A woman and a girl mourn the death of two brothers who were killed at a high school birthday party in Ciudad Juarez February 2, 2010. (Reuters/Alejandro Bringas)
Mexico City – Mexico's Senate on Tuesday demanded the government explain the murder of 15 people at a high school party in a city on the U.S. border despite a heavy army presence there aimed at quelling rampant drug violence.

The Senate said it would call Mexico's top anti-drug officials, including the attorney general and the defense and security ministers, to appear before lawmakers in the next few days to examine the killings, a spokesman said.

Suspected drug cartel gunmen burst into the birthday party in the early hours of Sunday and killed at least two adults and 13 students in Ciudad Juarez, the latest massacre in what has become one of the world's deadliest cities.

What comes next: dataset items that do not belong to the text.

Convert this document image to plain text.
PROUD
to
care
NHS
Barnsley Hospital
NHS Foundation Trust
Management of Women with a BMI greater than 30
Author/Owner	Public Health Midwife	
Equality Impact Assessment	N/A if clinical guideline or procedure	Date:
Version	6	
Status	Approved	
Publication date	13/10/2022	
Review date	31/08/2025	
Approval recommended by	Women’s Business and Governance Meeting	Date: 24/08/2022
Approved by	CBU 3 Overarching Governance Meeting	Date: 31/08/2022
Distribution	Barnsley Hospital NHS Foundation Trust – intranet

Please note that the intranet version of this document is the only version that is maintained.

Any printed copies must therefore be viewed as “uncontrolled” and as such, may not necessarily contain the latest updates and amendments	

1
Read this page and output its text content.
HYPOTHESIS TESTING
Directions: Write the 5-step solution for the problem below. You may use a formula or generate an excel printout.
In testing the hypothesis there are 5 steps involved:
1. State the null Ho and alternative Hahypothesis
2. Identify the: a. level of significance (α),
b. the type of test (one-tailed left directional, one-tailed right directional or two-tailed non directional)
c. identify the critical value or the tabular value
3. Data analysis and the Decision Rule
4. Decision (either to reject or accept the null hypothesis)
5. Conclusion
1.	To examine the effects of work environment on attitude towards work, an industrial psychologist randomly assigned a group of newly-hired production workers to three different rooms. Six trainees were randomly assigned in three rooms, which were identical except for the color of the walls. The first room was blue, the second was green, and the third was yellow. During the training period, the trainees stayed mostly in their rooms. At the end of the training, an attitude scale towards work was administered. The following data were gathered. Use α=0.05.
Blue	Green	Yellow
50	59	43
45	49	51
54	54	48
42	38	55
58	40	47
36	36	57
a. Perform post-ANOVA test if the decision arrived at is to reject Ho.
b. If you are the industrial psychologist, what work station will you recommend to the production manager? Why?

Opposition lawmakers are calling for a change of strategy in Ciudad Juarez, and Mexican President Felipe Calderon, who dispatched thousands of troops there last year to clamp down on killings, vowed on Tuesday to respond.

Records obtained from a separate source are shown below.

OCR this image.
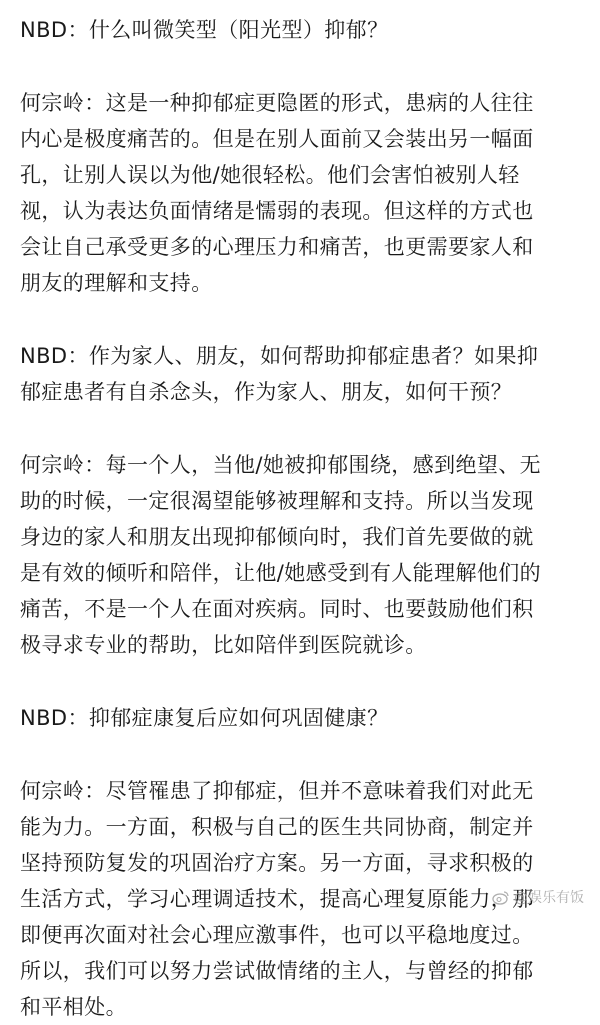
NBD：什么叫微笑型（阳光型）抑郁？

何宗岭：这是一种抑郁症更隐匿的形式，患病的人往往
内心是极度痛苦的。但是在别人面前又会装出另一幅面
孔，让别人误以为他/她很轻松。他们会害怕被别人轻
视，认为表达负面情绪是懦弱的表现。但这样的方式也
会让自己承受更多的心理压力和痛苦，也更需要家人和
朋友的理解和支持。

NBD：作为家人、朋友，如何帮助抑郁症患者？如果抑
郁症患者有自杀念头，作为家人、朋友，如何干预？

何宗岭：每一个人，当他/她被抑郁围绕，感到绝望、无
助的时候，一定很渴望能够被理解和支持。所以当发现
身边的家人和朋友出现抑郁倾向时，我们首先要做的就
是有效的倾听和陪伴，让他/她感受到有人能理解他们的
痛苦，不是一个人在面对疾病。同时、也要鼓励他们积
极寻求专业的帮助，比如陪伴到医院就诊。

NBD：抑郁症康复后应如何巩固健康？

何宗岭：尽管罹患了抑郁症，但并不意味着我们对此无
能为力。一方面，积极与自己的医生共同协商，制定并
坚持预防复发的巩固治疗方案。另一方面，寻求积极的
生活方式，学习心理调适技术，提高心理复原能力，那
即便再次面对社会心理应激事件，也可以平稳地度过。
所以，我们可以努力尝试做情绪的主人，与曾经的抑郁
和平相处。

@娱乐有饭
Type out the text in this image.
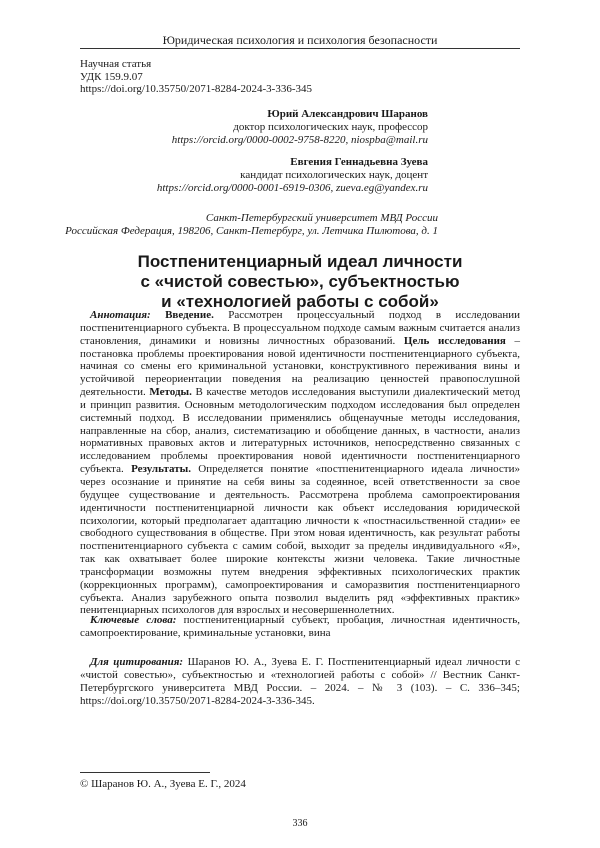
Юридическая психология и психология безопасности
Научная статья
УДК 159.9.07
https://doi.org/10.35750/2071-8284-2024-3-336-345
Юрий Александрович Шаранов
доктор психологических наук, профессор
https://orcid.org/0000-0002-9758-8220, niospba@mail.ru
Евгения Геннадьевна Зуева
кандидат психологических наук, доцент
https://orcid.org/0000-0001-6919-0306, zueva.eg@yandex.ru
Санкт-Петербургский университет МВД России
Российская Федерация, 198206, Санкт-Петербург, ул. Летчика Пилютова, д. 1
Постпенитенциарный идеал личности
с «чистой совестью», субъектностью
и «технологией работы с собой»

Аннотация: Введение. Рассмотрен процессуальный подход в исследовании постпенитенциарного субъекта. В процессуальном подходе самым важным считается анализ становления, динамики и новизны личностных образований. Цель исследования – постановка проблемы проектирования новой идентичности постпенитенциарного субъекта, начиная со смены его криминальной установки, конструктивного переживания вины и устойчивой переориентации поведения на реализацию ценностей правопослушной деятельности. Методы. В качестве методов исследования выступили диалектический метод и принцип развития. Основным методологическим подходом исследования был определен системный подход. В исследовании применялись общенаучные методы исследования, направленные на сбор, анализ, систематизацию и обобщение данных, в частности, анализ нормативных правовых актов и литературных источников, непосредственно связанных с исследованием проблемы проектирования новой идентичности постпенитенциарного субъекта. Результаты. Определяется понятие «постпенитенциарного идеала личности» через осознание и принятие на себя вины за содеянное, всей ответственности за свое будущее существование и деятельность. Рассмотрена проблема самопроектирования идентичности постпенитенциарной личности как объект исследования юридической психологии, который предполагает адаптацию личности к «постнасильственной стадии» ее свободного существования в обществе. При этом новая идентичность, как результат работы постпенитенциарного субъекта с самим собой, выходит за пределы индивидуального «Я», так как охватывает более широкие контексты жизни человека. Такие личностные трансформации возможны путем внедрения эффективных психологических практик (коррекционных программ), самопроектирования и саморазвития постпенитенциарного субъекта. Анализ зарубежного опыта позволил выделить ряд «эффективных практик» пенитенциарных психологов для взрослых и несовершеннолетних.

Ключевые слова: постпенитенциарный субъект, пробация, личностная идентичность, самопроектирование, криминальные установки, вина

Для цитирования: Шаранов Ю. А., Зуева Е. Г. Постпенитенциарный идеал личности с «чистой совестью», субъектностью и «технологией работы с собой» // Вестник Санкт-Петербургского университета МВД России. – 2024. – № 3 (103). – С. 336–345; https://doi.org/10.35750/2071-8284-2024-3-336-345.

© Шаранов Ю. А., Зуева Е. Г., 2024
336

"The federal government will analyze extending and strengthening its strategy in Ciudad Juarez," Calderon said in a speech in Tokyo during an official visit to Japan.

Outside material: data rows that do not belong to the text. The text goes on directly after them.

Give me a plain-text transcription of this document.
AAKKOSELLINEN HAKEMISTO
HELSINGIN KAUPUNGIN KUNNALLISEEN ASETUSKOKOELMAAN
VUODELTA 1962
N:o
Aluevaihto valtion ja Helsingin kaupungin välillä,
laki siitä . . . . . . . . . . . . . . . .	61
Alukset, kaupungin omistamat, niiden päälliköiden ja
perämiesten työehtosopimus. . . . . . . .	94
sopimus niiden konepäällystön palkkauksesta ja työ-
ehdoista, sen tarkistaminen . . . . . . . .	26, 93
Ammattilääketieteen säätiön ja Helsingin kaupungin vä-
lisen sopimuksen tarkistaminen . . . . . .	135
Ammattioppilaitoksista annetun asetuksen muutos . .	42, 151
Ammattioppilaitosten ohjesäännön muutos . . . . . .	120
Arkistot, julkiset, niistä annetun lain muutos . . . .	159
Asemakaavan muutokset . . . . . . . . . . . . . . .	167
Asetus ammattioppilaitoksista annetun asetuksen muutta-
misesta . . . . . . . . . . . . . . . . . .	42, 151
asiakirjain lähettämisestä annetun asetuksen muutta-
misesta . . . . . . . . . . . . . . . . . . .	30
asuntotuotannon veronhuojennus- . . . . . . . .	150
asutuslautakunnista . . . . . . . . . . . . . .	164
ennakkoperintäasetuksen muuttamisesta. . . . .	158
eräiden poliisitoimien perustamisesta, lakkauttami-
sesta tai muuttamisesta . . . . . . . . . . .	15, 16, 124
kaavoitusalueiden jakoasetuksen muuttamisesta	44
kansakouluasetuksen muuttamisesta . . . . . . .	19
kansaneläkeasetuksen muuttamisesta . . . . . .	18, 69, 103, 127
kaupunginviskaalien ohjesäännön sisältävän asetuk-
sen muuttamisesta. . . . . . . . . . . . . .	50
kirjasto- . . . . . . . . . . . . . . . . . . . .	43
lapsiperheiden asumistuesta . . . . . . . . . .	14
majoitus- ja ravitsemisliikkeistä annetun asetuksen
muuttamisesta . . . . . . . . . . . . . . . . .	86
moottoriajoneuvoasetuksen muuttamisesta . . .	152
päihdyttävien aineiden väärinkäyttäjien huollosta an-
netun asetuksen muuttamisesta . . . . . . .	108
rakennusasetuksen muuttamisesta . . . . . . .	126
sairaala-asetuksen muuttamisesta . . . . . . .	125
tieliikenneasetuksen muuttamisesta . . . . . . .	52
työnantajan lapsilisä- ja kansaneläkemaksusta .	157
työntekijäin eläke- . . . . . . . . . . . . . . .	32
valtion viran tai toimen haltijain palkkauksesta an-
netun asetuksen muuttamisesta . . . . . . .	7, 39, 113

He declined to give details, but signaled a bigger emphasis on social issues and not just a crackdown on crime.

More than 17,000 people have died in drug gang violence across Mexico since Calderon launched his military assault on cartels in late 2006. The escalating bloodshed is a worry for the U.S. government, foreign investors and tourists alike.

Federal police and soldiers set up checkpoints across Ciudad Juarez on Tuesday and military helicopters flew overhead, but similar shows of force have failed to have an impact over the past year.

MOTIVE UNCLEAR

The suspected hitmen jumped out of sport utility vehicles and sprayed bullets at the teenagers, who were celebrating a classmate's birthday at a house in the city, which lies across the border from El Paso, Texas.

Patricia Gonzalez, attorney general for the state of Chihuahua that surrounds Ciudad Juarez, has said the shootings could be linked to drug cartels.

But the city's mayor Jose Reyes Ferriz told local radio on Monday that there was no motive and the shootings were random.

Some 2,650 people were killed in drug violence in Ciudad Juarez last year and cartel murders have jumped since the start of this year.

The city has become the epicenter of Mexico's increasingly violent drug war, as gangs fight over smuggling routes into the United States and access to local addicts.

Over the past two years, heavily armed hitmen have attacked each other on busy city streets and outside schools, strung murdered rivals from bridges and left severed heads outside police buildings. Killings are becoming more indiscriminate as gunmen search for rivals in parties, hospitals and drug rehabilitation centers.

Mexico is the key transit route for U.S.-bound cocaine from South America and a top producer of marijuana and heroin.